The Epson software has a number of options, as does separately purchased software to automatically do dust removal and color correction.  Sometimes it works great, sometimes, not so great.  The big thing with automatic dust removal is the 'radius' (in pixels) it needs to consider.  The larger the radius, the more 'softening' of focus in the result.  For that reason, I set the dust&scratches option to 1 pixel.  The rest I cleaned up mostly in Lightroom using the 'heal function'.  I also set the white balance and did color correction in Lightroom.  However, for larger dust or scratches, the heal function would get confused, so I left the 'big ones' to fix in Photoshop Elements using the clone feature...It's much more accurate.  A fair number of my friends' slides had mold on them as well.  Some were so bad that I did what I could with peoples' faces and just let the rest of the mold stay in the image.  

Perhaps the biggest surprise I had from all this is the per-slide processing time.  If it were as simple as brush them off, scan them, and save them, that alone would total a minute or so per picture (the scanner does 4 at a time).  I generally limited myself to 2 minutes or so per slide of Lightroom processing.  However, what I perceived as 'very important' family pictures (her parents wedding shots, especially, as well as wedding shots of all their children), I spent 5-10 minutes EACH processing those to get the best I could.

I also discovered that sufficient  computer 'horsepower' is a necessity.  I started out using my 4.1ghz quad-processor computer and that produced 1-2 second response time for each click of the mouse in Lightroom & Photoshop Elements.  Having lots of RAM (I have 16gb) also speeds things up considerably.

In the end, I tried a number of editing 'tricks' I never attempted previously.  At the same time, I did a lot of production-line tricks such as when seeing a group of shots all from the same position and lighting, I'd do my 'blanket' edits on the first one, then highlight the rest of that group and SYNC them in Lightroom.  That saved a lot of time.  But the trick there is don't SYNC photos you've used the heal function on, as that action gets synchronized too!...so does cropping (mostly for straightening purposes).  Heal, crop, and other non-general edits must be done individually.  One thing for sure, you will become suprisingly more proficient in whatever editing programs you use!

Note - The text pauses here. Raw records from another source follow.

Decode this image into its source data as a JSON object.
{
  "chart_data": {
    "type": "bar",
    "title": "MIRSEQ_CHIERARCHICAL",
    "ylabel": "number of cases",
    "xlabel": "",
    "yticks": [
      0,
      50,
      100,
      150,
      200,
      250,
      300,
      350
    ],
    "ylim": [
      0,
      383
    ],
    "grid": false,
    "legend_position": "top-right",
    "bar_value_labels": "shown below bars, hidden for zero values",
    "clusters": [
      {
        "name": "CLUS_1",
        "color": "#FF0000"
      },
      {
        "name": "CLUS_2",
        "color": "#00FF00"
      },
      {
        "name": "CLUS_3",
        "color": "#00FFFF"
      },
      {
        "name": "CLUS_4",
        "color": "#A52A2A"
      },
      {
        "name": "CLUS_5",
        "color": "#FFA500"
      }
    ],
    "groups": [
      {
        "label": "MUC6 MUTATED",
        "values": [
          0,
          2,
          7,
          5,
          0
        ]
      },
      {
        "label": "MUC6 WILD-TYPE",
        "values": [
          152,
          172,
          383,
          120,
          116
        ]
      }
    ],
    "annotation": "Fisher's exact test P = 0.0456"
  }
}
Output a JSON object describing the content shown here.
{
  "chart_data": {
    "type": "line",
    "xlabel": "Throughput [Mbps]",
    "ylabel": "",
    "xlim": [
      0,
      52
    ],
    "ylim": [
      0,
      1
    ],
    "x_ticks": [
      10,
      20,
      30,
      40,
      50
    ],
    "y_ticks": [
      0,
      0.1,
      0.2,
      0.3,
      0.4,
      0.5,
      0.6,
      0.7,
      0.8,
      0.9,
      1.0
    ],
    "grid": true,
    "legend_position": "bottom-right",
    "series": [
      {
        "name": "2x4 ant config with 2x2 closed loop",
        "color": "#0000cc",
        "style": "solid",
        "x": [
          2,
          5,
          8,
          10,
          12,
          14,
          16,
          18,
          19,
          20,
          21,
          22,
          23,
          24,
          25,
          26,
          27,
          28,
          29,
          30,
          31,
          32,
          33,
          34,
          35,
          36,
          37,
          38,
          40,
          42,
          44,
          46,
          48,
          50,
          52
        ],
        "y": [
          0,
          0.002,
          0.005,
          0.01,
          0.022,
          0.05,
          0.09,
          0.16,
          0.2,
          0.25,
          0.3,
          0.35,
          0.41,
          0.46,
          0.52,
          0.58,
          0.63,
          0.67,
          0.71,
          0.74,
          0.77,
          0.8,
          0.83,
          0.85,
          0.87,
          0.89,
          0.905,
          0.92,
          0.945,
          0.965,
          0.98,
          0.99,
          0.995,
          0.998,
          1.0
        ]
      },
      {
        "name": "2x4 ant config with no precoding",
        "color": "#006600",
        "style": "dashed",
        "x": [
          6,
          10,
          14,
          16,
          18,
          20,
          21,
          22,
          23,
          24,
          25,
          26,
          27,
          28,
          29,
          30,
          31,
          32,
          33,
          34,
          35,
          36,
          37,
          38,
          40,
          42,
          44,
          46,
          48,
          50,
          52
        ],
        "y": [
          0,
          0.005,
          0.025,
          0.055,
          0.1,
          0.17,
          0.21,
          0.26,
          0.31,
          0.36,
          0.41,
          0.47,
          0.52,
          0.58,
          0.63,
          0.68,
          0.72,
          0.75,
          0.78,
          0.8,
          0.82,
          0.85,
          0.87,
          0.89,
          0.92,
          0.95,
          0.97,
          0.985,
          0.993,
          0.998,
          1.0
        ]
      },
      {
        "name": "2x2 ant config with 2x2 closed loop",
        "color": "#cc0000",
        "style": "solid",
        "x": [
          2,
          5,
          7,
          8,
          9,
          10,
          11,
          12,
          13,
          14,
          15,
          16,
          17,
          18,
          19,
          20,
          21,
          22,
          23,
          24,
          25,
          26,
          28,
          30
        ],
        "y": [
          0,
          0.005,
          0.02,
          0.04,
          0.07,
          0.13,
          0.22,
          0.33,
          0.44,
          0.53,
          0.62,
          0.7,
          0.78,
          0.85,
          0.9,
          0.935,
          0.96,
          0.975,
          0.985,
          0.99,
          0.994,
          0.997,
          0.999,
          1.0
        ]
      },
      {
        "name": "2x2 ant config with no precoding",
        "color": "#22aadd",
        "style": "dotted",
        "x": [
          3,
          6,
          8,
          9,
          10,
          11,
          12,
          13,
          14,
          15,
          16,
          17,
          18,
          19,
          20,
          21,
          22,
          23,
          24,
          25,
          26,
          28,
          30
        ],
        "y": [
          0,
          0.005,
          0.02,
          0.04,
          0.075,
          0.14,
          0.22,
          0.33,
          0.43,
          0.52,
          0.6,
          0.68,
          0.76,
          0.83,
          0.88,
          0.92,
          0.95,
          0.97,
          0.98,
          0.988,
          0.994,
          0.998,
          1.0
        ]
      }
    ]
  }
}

I still haven't found the time to get back to my own scanning though.  Being retired gives me LESS free time that I had while working!


----------



## Designer (Jul 12, 2016)

The_Traveler said:


> Ysarex said:
> 
> 
> > but re-photographing the slides with a digital camera will eventually beat scanning hands down in terms of time.
> ...


If I were to do this method of copying, do I need any special setup, such as a macro lens, for instance?  Can I find instructions in an online video?


----------



## fmw (Jul 17, 2016)

I view my transparencies with a Kodak Carousel projector and a screen.  Really old fashioned. But the best approach may be to acquire a projector and screen.


----------



## 480sparky (Jul 17, 2016)

I finally drug out three generations of slides and set them next to my computer.  It took me about 6 months* of scanning with a Plustek 8200i to get them all scanned and cataloged.  This includes a prescan and minor edits (exposure, composition, color correction). All were scanned at 800 pixels.  Keepers were then rescanned at full resolution (about 35 mp each).

*The 6 months was maybe 3 or 4 hours on the weekends, and an hour every evening... on average.


----------